Lennox Berkeley’s later economy is best demonstrated here by the Symphony No. 3, a tautly constructed, even terse work in one fourteen minute movement, albeit falling into three readily identifiable sections and conveniently tracked as such on this disc. Berkeley makes use of a somewhat diluted approach to twelve tone technique, much of the material stemming from the opening motif which contains part of the chromatic germ from which the rest of the symphony is to grow, giving the work its characteristic sound-world. The result is impressively argued and aurally coherent if veering slightly towards the cerebral, a point that is emphasised and made all the more obvious by the stylistic changes that his music had undergone by this point.

Interestingly the premiere of the Sinfonia Concertante was given at the same Prom as the London premiere of the Third Symphony, a concert that commemorated Berkeley’s seventieth birthday. What a great pity it is that a number of other important British composers who have celebrated similar milestones since were not afforded such an honour! Although written four years later than the Symphony the Sinfonia Concertante turns out to be the more expansively melodic of the two works, no doubt due to the composer’s specific intentions in writing for Janet Craxton and his desire to demonstrate the "oboe’s aptitude for melodic expression and expansion" rather than as a "vehicle for the display of virtuosity"; not that the work is lacking in technical fireworks as the second movement Allegro vivace shows. However, contrast this with the sunny fourth movement Canzonetta and one can clearly see what the composer was wishing to achieve. The work is beautifully and idiomatically written for the solo instrument and Berkeley’s scoring for his scaled-down orchestra, coupled with a touch of added colour from the piano is exquisitely done. Of the two works it is the impressive concision and cohesion of the Symphony that creates the more striking impression.

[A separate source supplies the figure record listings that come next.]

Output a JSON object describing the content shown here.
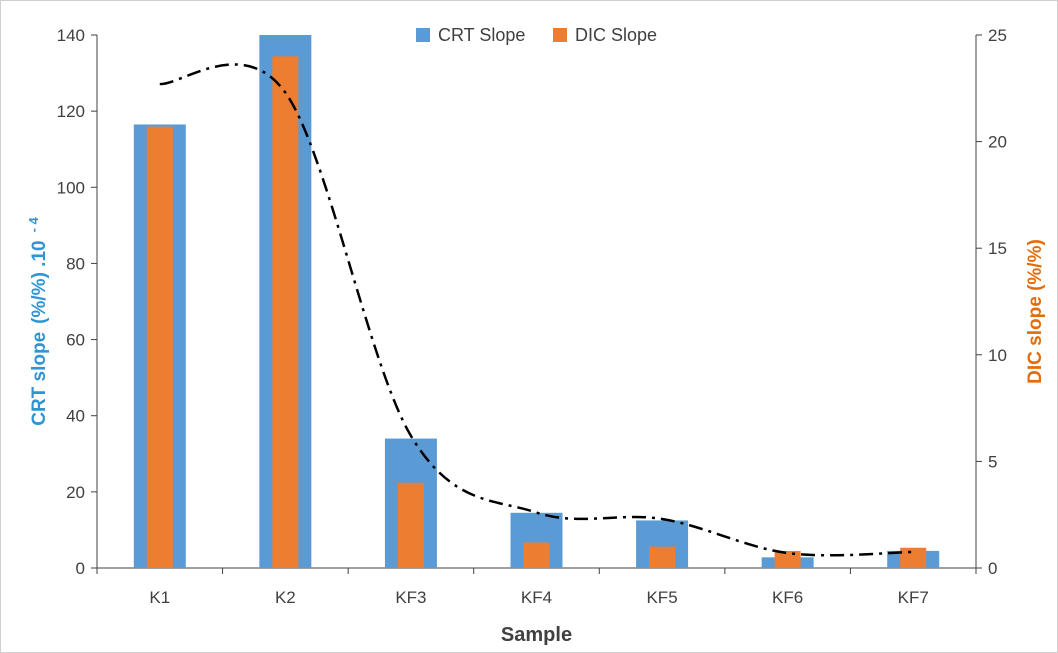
{
  "chart_data": {
    "type": "bar",
    "categories": [
      "K1",
      "K2",
      "KF3",
      "KF4",
      "KF5",
      "KF6",
      "KF7"
    ],
    "series": [
      {
        "name": "CRT Slope",
        "axis": "left",
        "values": [
          116.5,
          140,
          34,
          14.5,
          12.5,
          2.8,
          4.5
        ]
      },
      {
        "name": "DIC Slope",
        "axis": "right",
        "values": [
          20.7,
          24,
          4,
          1.2,
          1.0,
          0.8,
          0.95
        ]
      }
    ],
    "trendline": {
      "style": "dash-dot",
      "values": [
        22.7,
        22.3,
        6.2,
        2.6,
        2.3,
        0.7,
        0.75
      ]
    },
    "xlabel": "Sample",
    "ylabel_left": {
      "parts": [
        {
          "text": "CRT slope",
          "color": "#2e95d3"
        },
        {
          "text": "(%/%) .10",
          "color": "#2e95d3"
        },
        {
          "text": "- 4",
          "color": "#2e95d3",
          "superscript": true
        }
      ]
    },
    "ylabel_right": {
      "text": "DIC slope (%/%)",
      "color": "#e46c0a"
    },
    "ylim_left": [
      0,
      140
    ],
    "yticks_left": [
      "0",
      "20",
      "40",
      "60",
      "80",
      "100",
      "120",
      "140"
    ],
    "ylim_right": [
      0,
      25
    ],
    "yticks_right": [
      "0",
      "5",
      "10",
      "15",
      "20",
      "25"
    ],
    "grid": false,
    "legend_position": "top-center",
    "colors": {
      "crt": "#5b9bd5",
      "dic": "#ed7d31",
      "trend": "#000000",
      "axis": "#404040"
    }
  }
}
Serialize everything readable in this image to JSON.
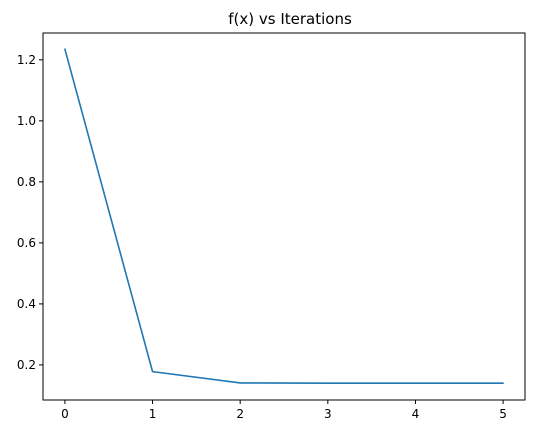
{
  "chart_data": {
    "type": "line",
    "title": "f(x) vs Iterations",
    "xlabel": "",
    "ylabel": "",
    "x": [
      0,
      1,
      2,
      3,
      4,
      5
    ],
    "series": [
      {
        "values": [
          1.235,
          0.178,
          0.141,
          0.14,
          0.14,
          0.14
        ],
        "color": "#1f77b4"
      }
    ],
    "xlim": [
      -0.25,
      5.25
    ],
    "ylim": [
      0.085,
      1.288
    ],
    "xticks": [
      0,
      1,
      2,
      3,
      4,
      5
    ],
    "xtick_labels": [
      "0",
      "1",
      "2",
      "3",
      "4",
      "5"
    ],
    "yticks": [
      0.2,
      0.4,
      0.6,
      0.8,
      1.0,
      1.2
    ],
    "ytick_labels": [
      "0.2",
      "0.4",
      "0.6",
      "0.8",
      "1.0",
      "1.2"
    ],
    "grid": false,
    "legend": "none"
  }
}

I clearly recall hearing Michael Berkeley’s early Symphony in One Movement: Uprising, for the first time and being astonished by its, at times, almost literal debt to Stravinsky, in particular the Symphony in Three Movements. In point of fact the Symphony appeared in 1980, three years after the Oboe Concerto, although in the concerto it is the composers who surrounded Berkeley during his youth, close friends of his father, that seem to exert the strongest influence on the young composer. The year Berkeley began work on the concerto saw the death of his godfather, Benjamin Britten, and as a result the work became a memorial to his father’s great friend. Indeed, the final movement carries the title, Elegy: In memoriam Benjamin Britten, although echoes of Britten also seem to hover in the opening movement. The central Scherzo: Allegro vivace is closer to his father’s music and perhaps not a long way from the language of Kenneth Leighton. Stylistic concerns aside however it is the young Berkeley’s ability to carry a sustained melodic line that makes the concerto worthwhile. Nicholas Daniel takes full advantage in a performance packed with atmosphere and gloriously singing solo playing.

Secret Garden serves as a good example of what Michael Berkeley’s music has become. It is not devoid of melody but is set against a more adventurous backdrop of harmonic freedom creating a harsher soundworld in which dissonance plays an integral, if controlled, part. The piece takes the listener on a journey through the recesses of the mind, following paths that are sometimes quickly aborted or can lead to further discoveries. The orchestration is exciting, the overall invention possibly less so, but the blazing closing paragraphs are undeniably impressive and had me reaching for the remote for a repeat hearing.

Chandos’s recording is finely captured in the spacious acoustics of Swansea’s excellent Brangwyn Hall. The strings in the Concerto have both warmth, natural depth of tone and admirable rhythmic clarity whilst the dynamics of the orchestra in full flight are truly thrilling (try the aforementioned closing bars of Secret Garden). Ultimately though it is Nicholas Daniel that steals the show. His playing demonstrates a musicianship that ranks him amongst our very finest instrumentalists and his contribution to this release cannot be underestimated.